Portage Bay > Tracy Arm Cove (two nights) > Juneau

We made it to Juneau! This past week has been wild. Whales and glaciers sum up the highlights, but there is so much more to tell! 

Thursday we left Petersburg and headed out to see our first glaciers in Thomas  Bay. It was not long before the temperature dropped about 20 degrees and we found ourselves bundling up. The glaciers have a weather pattern of their own, so we were getting some pretty strong head winds as we went into Thomas Bay. The Baird glacier was impressive, but is not a tidewater glacier- meaning it has retreated enough that no longer touches the ocean. We couldn’t get too close because it was too shallow. To the north was a small bay that had a river mouth, so we took a few minutes to cast the fishing poles. No salmon for dinner that night, unfortunately, so we continued on to Portage Bay to anchor that evening. 

The next morning we woke up early to make some miles and as we were eating breakfast, I spotted the first spout. Whale spout, that is. I looked around, and realized there were whale spouts and soundings in every direction. We quickly found ourselves surrounded by dozens (!) of humpback whales eating and playing around in the Fredrick Sound. We barely moved the boat, and the whales were so close to the boat, we could hear every sound. The giant breath and sound of spray each time they surfaced. They were so large, they could have easily overturned the boat-humpbacks are typically around 50’ long and weigh between 30-50 tons. Despite their enormity, they move with gracefulness and confidence. They are playful, swimming in groups and sounding synchronously. It was one of the most incredible experiences of my life, and definitely not something you could ever plan. I have been on whale watching tours, but this far surpassed any experience you could have on a tour boat. With the engine off, we bobbed with the tide and just watched as the humpbacks moved around us. 

Eventually we decided we had to keep moving, but even as we rounded the coast into Stephens Passage we continued to see spouts in the distance. We finally found anchorage in Holkham Bay at the entrance of the Tracy Arm- a fiord that has two tidewater glaciers at the end. We woke up Saturday to fog and rain, so we opted to wait out the weather a little before heading up the fiord. While we were waiting, we had our first bear sighting! A grizzly mother and cub were playing and wandering the beach near our anchorage. The fog lifted and we began our cruise up the Tracy Arm. The scenery was dramatic, to say the least. Steep mountains swept out of the deep fiord with clear signs that glaciers had carved their path many years ago. Waterfalls trickled down the steep rock and beautiful valleys merged with the water. 
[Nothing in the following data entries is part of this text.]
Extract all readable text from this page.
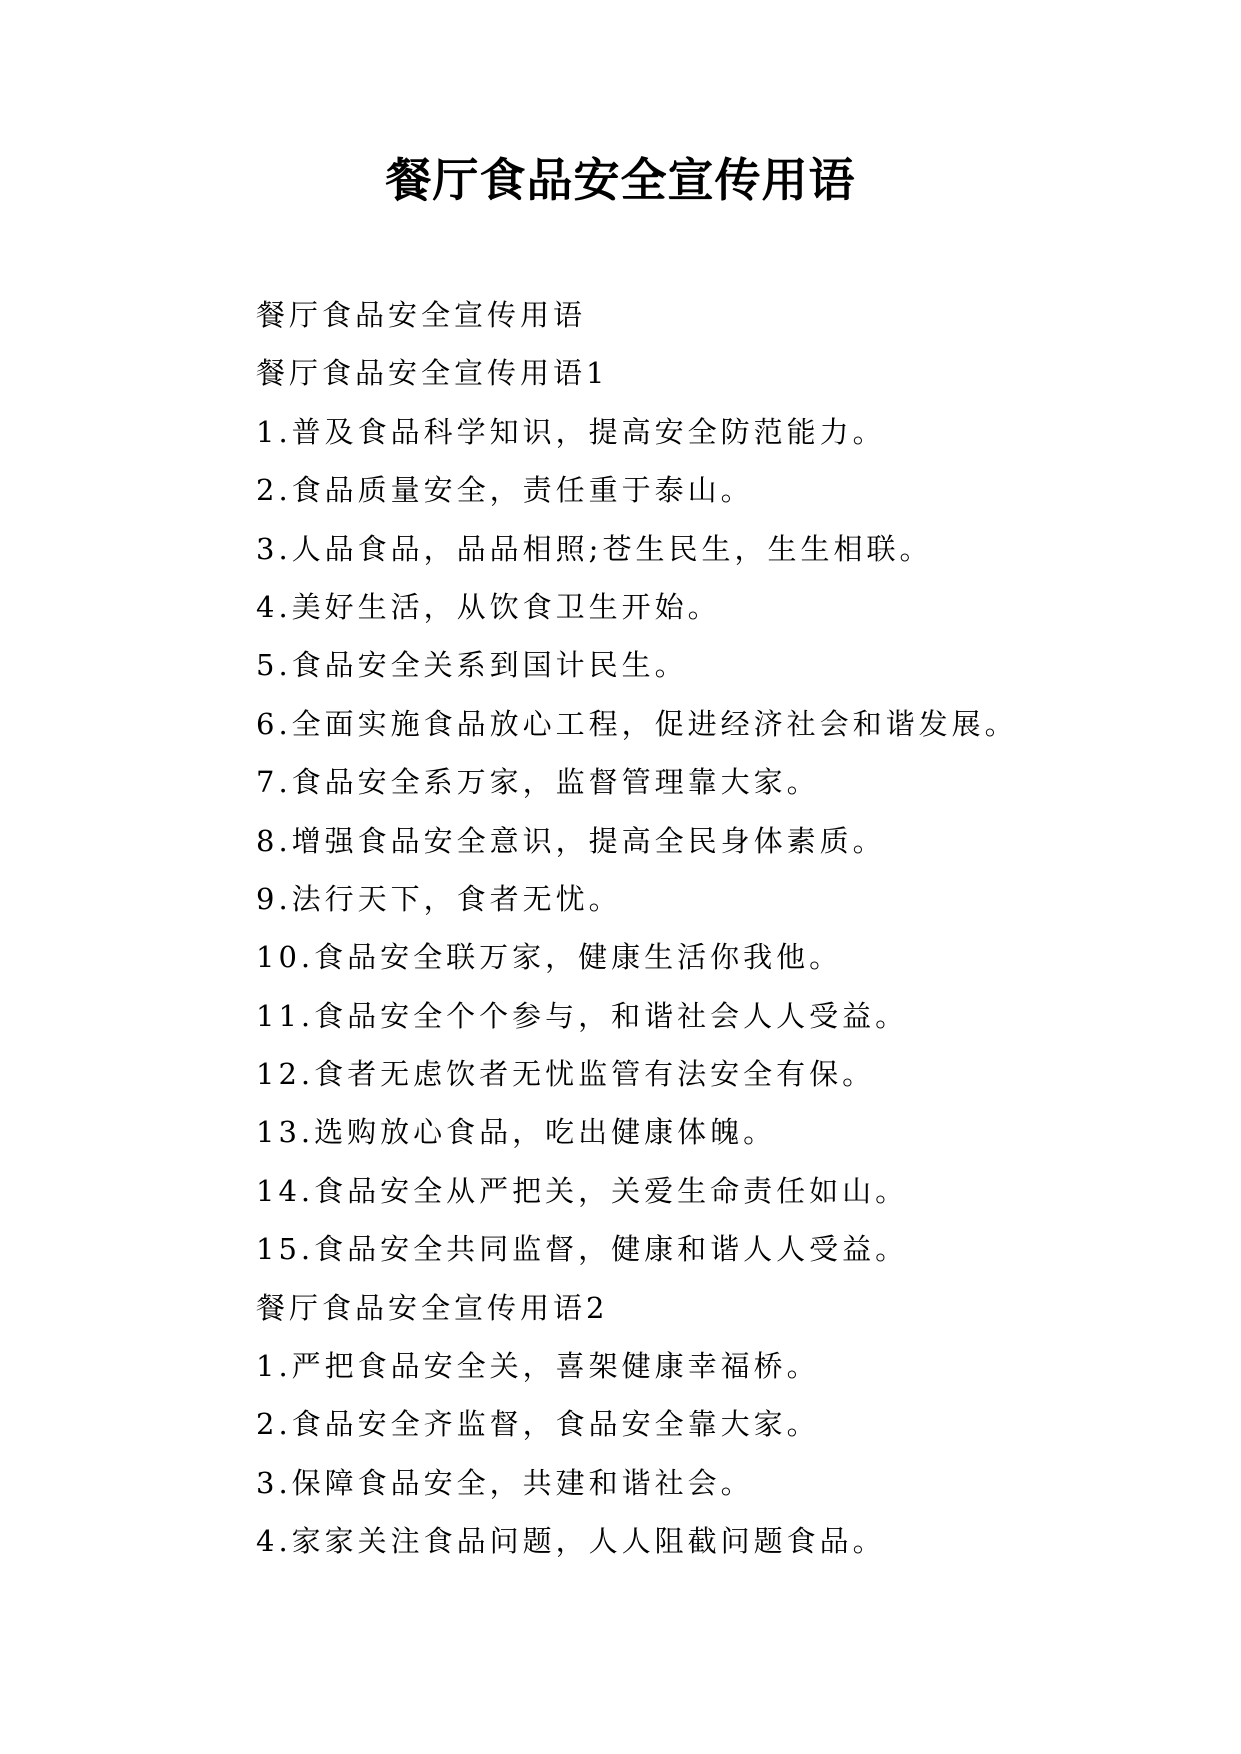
餐厅食品安全宣传用语
餐厅食品安全宣传用语
餐厅食品安全宣传用语1
1.普及食品科学知识，提高安全防范能力。
2.食品质量安全，责任重于泰山。
3.人品食品，品品相照;苍生民生，生生相联。
4.美好生活，从饮食卫生开始。
5.食品安全关系到国计民生。
6.全面实施食品放心工程，促进经济社会和谐发展。
7.食品安全系万家，监督管理靠大家。
8.增强食品安全意识，提高全民身体素质。
9.法行天下，食者无忧。
10.食品安全联万家，健康生活你我他。
11.食品安全个个参与，和谐社会人人受益。
12.食者无虑饮者无忧监管有法安全有保。
13.选购放心食品，吃出健康体魄。
14.食品安全从严把关，关爱生命责任如山。
15.食品安全共同监督，健康和谐人人受益。
餐厅食品安全宣传用语2
1.严把食品安全关，喜架健康幸福桥。
2.食品安全齐监督，食品安全靠大家。
3.保障食品安全，共建和谐社会。
4.家家关注食品问题，人人阻截问题食品。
At the end of the fiord are two glaciers, the North and South Sawyer Glaciers. The further back we pushed, the more icebergs were floating in the water. After we made the split to go to the south glacier, the ice was so think, it took constant navigation. Kevin maneuvered through it nearly flawlessly and we only brushed into a few small bergs. Once we got as close as we could go, we were surrounded by seal pups lounging on the ice and swimming in the water. There were a couple of really large icebergs that had calved off of the glacier previously that we were near. At one point, my dad started pointing and a large chunk, around 15’x15’ broke of of the larger berg. The calving ice caused the whole berg to be thrown off balance and it slowly overturned, so in the end, it appeared to be half the size as it had originally. It was a reminder of how unstable the ice around us truly is. 
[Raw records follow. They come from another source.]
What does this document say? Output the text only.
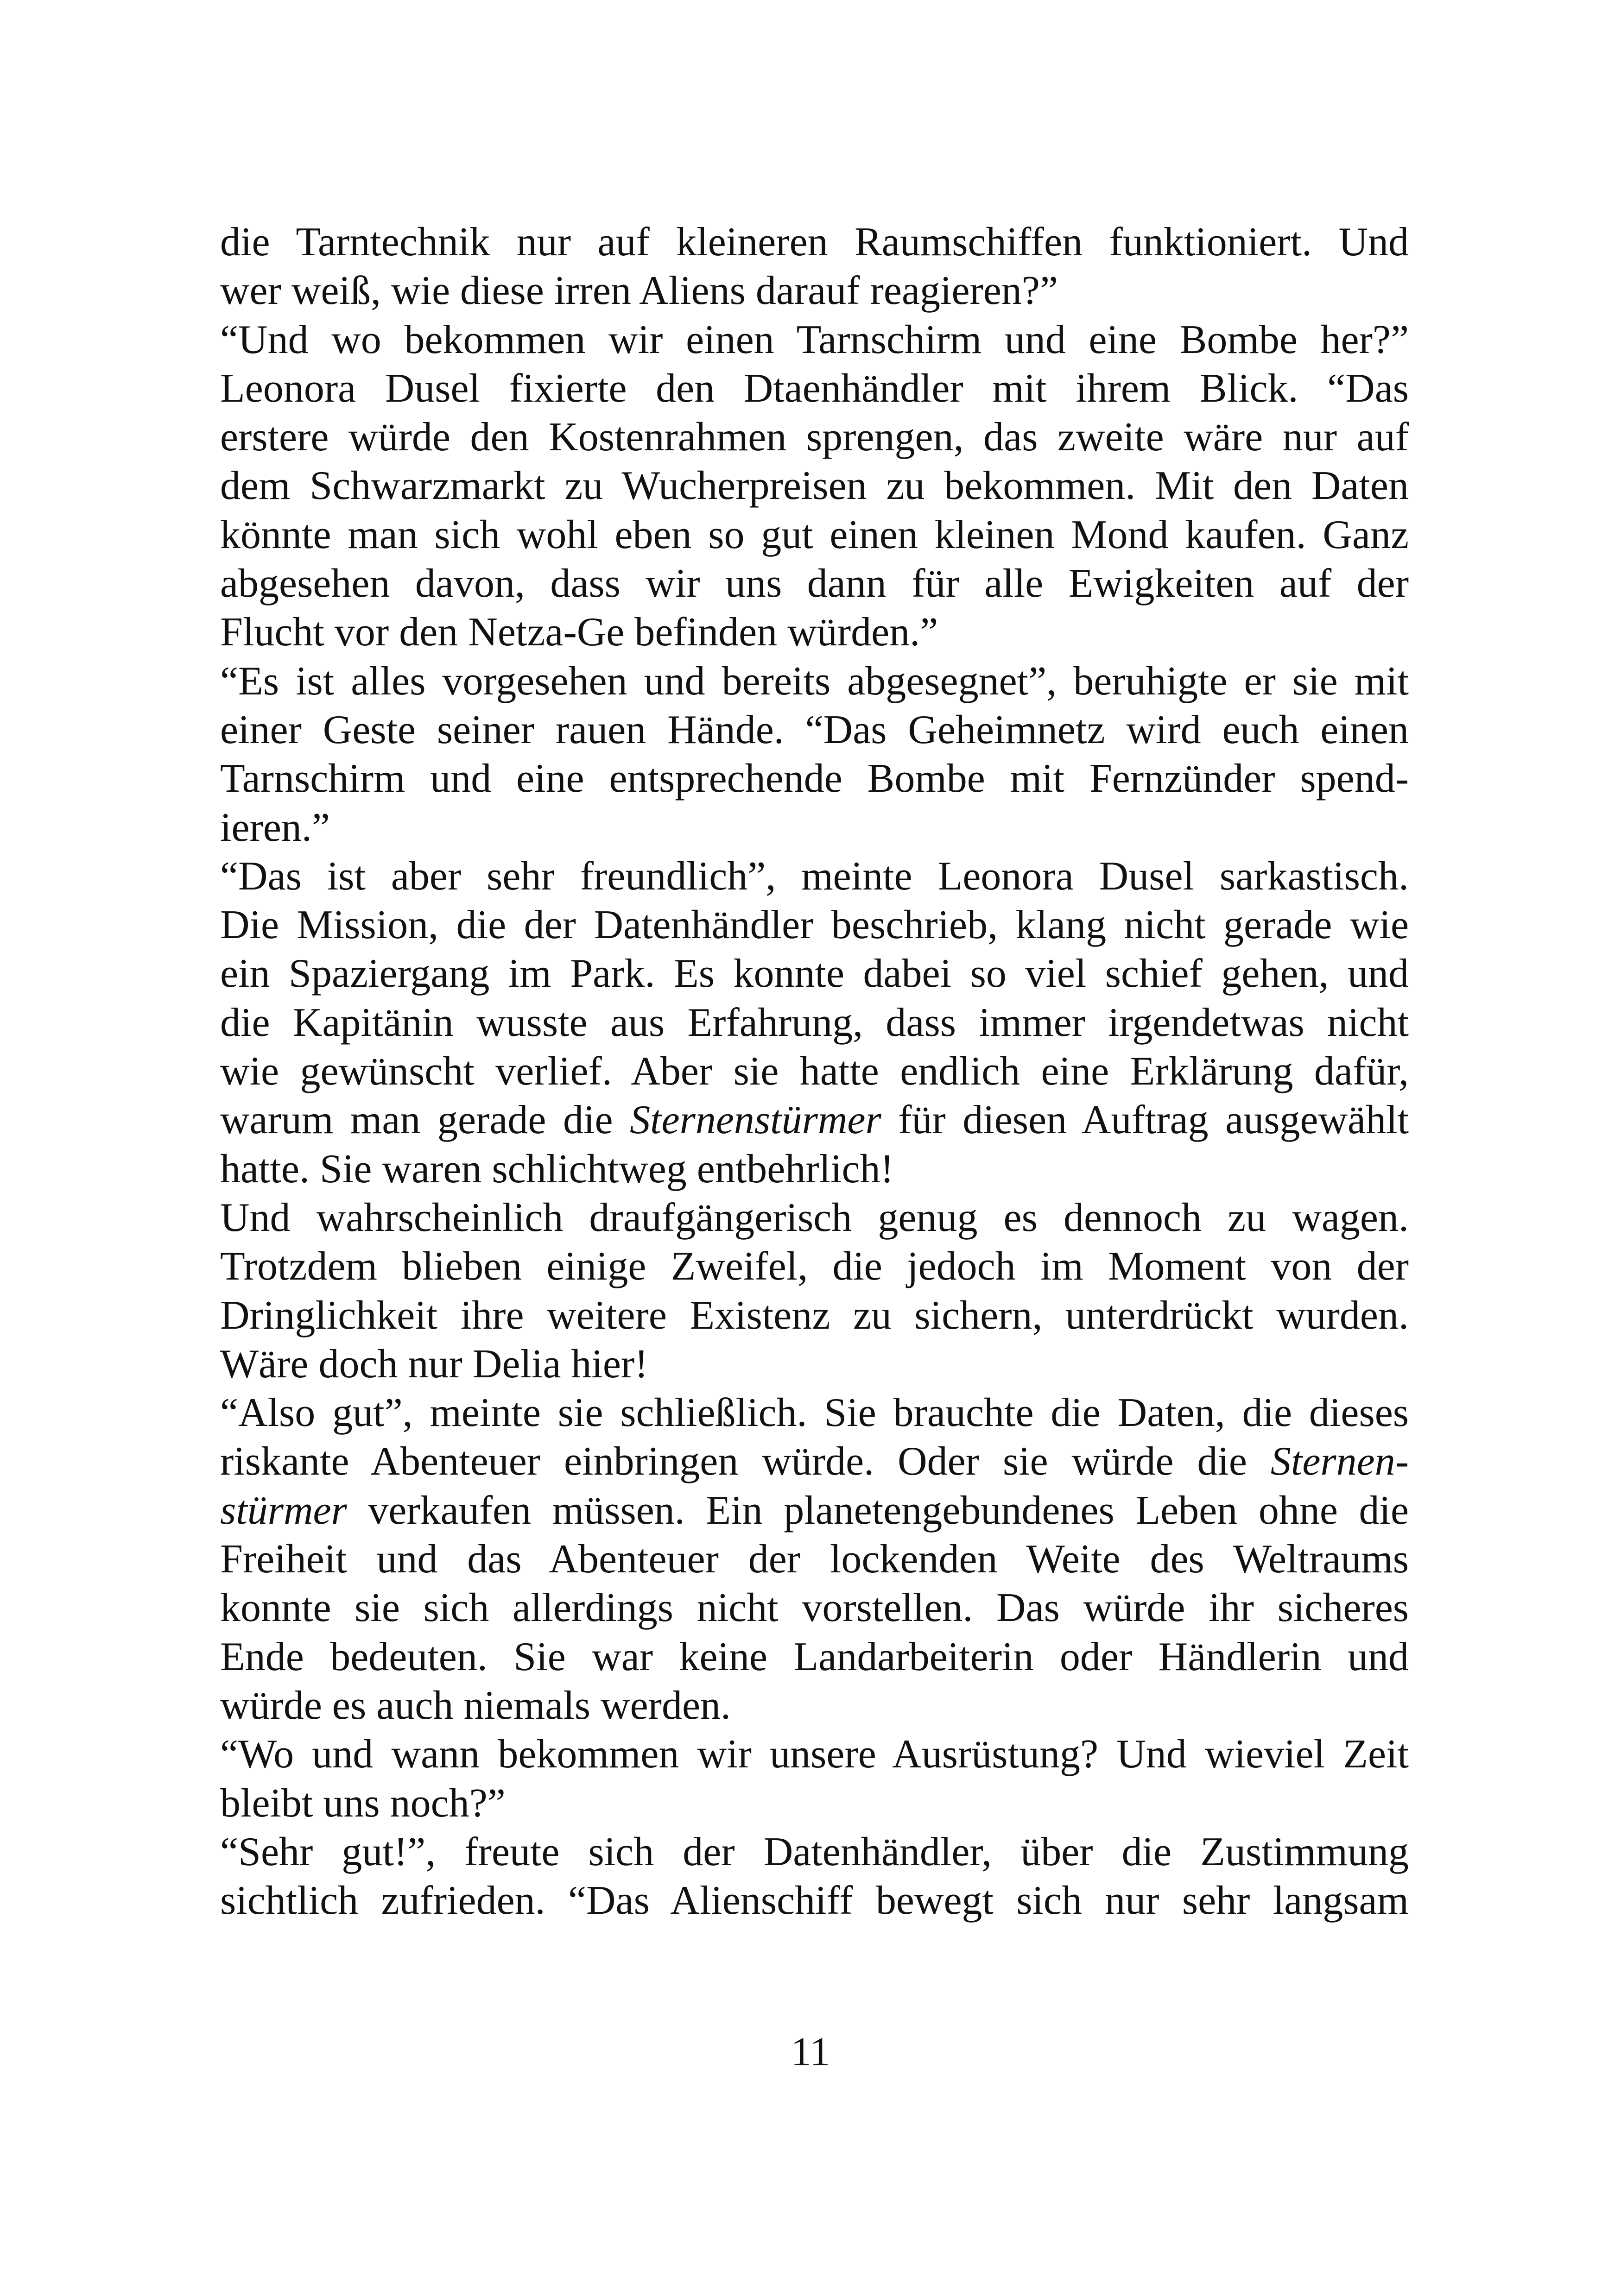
die Tarntechnik nur auf kleineren Raumschiffen funktioniert. Und
wer weiß, wie diese irren Aliens darauf reagieren?”
“Und wo bekommen wir einen Tarnschirm und eine Bombe her?”
Leonora Dusel fixierte den Dtaenhändler mit ihrem Blick. “Das
erstere würde den Kostenrahmen sprengen, das zweite wäre nur auf
dem Schwarzmarkt zu Wucherpreisen zu bekommen. Mit den Daten
könnte man sich wohl eben so gut einen kleinen Mond kaufen. Ganz
abgesehen davon, dass wir uns dann für alle Ewigkeiten auf der
Flucht vor den Netza-Ge befinden würden.”
“Es ist alles vorgesehen und bereits abgesegnet”, beruhigte er sie mit
einer Geste seiner rauen Hände. “Das Geheimnetz wird euch einen
Tarnschirm und eine entsprechende Bombe mit Fernzünder spend-
ieren.”
“Das ist aber sehr freundlich”, meinte Leonora Dusel sarkastisch.
Die Mission, die der Datenhändler beschrieb, klang nicht gerade wie
ein Spaziergang im Park. Es konnte dabei so viel schief gehen, und
die Kapitänin wusste aus Erfahrung, dass immer irgendetwas nicht
wie gewünscht verlief. Aber sie hatte endlich eine Erklärung dafür,
warum man gerade die Sternenstürmer für diesen Auftrag ausgewählt
hatte. Sie waren schlichtweg entbehrlich!
Und wahrscheinlich draufgängerisch genug es dennoch zu wagen.
Trotzdem blieben einige Zweifel, die jedoch im Moment von der
Dringlichkeit ihre weitere Existenz zu sichern, unterdrückt wurden.
Wäre doch nur Delia hier!
“Also gut”, meinte sie schließlich. Sie brauchte die Daten, die dieses
riskante Abenteuer einbringen würde. Oder sie würde die Sternen-
stürmer verkaufen müssen. Ein planetengebundenes Leben ohne die
Freiheit und das Abenteuer der lockenden Weite des Weltraums
konnte sie sich allerdings nicht vorstellen. Das würde ihr sicheres
Ende bedeuten. Sie war keine Landarbeiterin oder Händlerin und
würde es auch niemals werden.
“Wo und wann bekommen wir unsere Ausrüstung? Und wieviel Zeit
bleibt uns noch?”
“Sehr gut!”, freute sich der Datenhändler, über die Zustimmung
sichtlich zufrieden. “Das Alienschiff bewegt sich nur sehr langsam
11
We navigated out through the area of thick ice and next visited the north glacier. It was also a tidal glacier, but clearly much less active. There was no ice floating in the water at all, and the water appeared to be a browner color. It is interesting that the two glaciers right next to each other were so different. Even the rocks that surrounded the glaciers looked different. By the time we started heading back, we realized it was already 3pm and we still had 23 miles to go to the entrance of the fiord, so we decided to anchor in the same bay that we had the previous night. 
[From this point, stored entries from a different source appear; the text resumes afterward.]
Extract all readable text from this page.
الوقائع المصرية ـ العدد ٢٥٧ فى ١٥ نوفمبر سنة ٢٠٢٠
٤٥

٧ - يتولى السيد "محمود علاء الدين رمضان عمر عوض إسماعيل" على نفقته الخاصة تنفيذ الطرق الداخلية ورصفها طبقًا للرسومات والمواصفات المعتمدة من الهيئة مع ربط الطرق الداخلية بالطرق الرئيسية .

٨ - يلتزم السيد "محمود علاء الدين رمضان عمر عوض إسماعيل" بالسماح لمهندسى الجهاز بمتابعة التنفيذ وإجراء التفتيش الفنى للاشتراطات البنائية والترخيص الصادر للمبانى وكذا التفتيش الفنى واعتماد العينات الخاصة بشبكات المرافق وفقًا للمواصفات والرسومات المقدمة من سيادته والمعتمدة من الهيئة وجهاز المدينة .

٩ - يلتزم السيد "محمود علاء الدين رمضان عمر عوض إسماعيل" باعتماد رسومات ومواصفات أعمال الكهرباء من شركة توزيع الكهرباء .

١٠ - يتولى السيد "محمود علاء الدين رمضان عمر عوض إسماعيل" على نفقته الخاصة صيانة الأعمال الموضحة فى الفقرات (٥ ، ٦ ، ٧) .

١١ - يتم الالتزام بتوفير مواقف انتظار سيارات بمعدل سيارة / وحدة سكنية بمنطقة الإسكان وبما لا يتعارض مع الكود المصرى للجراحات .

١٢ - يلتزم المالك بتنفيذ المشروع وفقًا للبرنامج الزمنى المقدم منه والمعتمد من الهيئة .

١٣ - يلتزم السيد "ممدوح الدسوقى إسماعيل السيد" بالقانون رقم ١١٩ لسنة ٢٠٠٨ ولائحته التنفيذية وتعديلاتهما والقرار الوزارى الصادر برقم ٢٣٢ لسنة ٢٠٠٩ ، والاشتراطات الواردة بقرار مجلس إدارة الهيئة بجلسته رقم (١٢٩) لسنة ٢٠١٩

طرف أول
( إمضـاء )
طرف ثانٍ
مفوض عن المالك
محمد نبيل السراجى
Sunday, yesterday, we woke up early to push toward Juneau. It was an overcast morning, which eventually turned into a steady drizzle. No more 80’s and tank tops in this part of Alaska! We arrived in Juneau around 3pm and moored our boat in the Harris Harbor. Alisha happens to live about two blocks away from the marina, so we have been lucky to have a dry place to shower, do laundry and use the internet! We had great pizza and beer for dinner and today we spent all day exploring Juneau and grocery shopping!

We will be taking off tomorrow to head north toward Glacier Bay!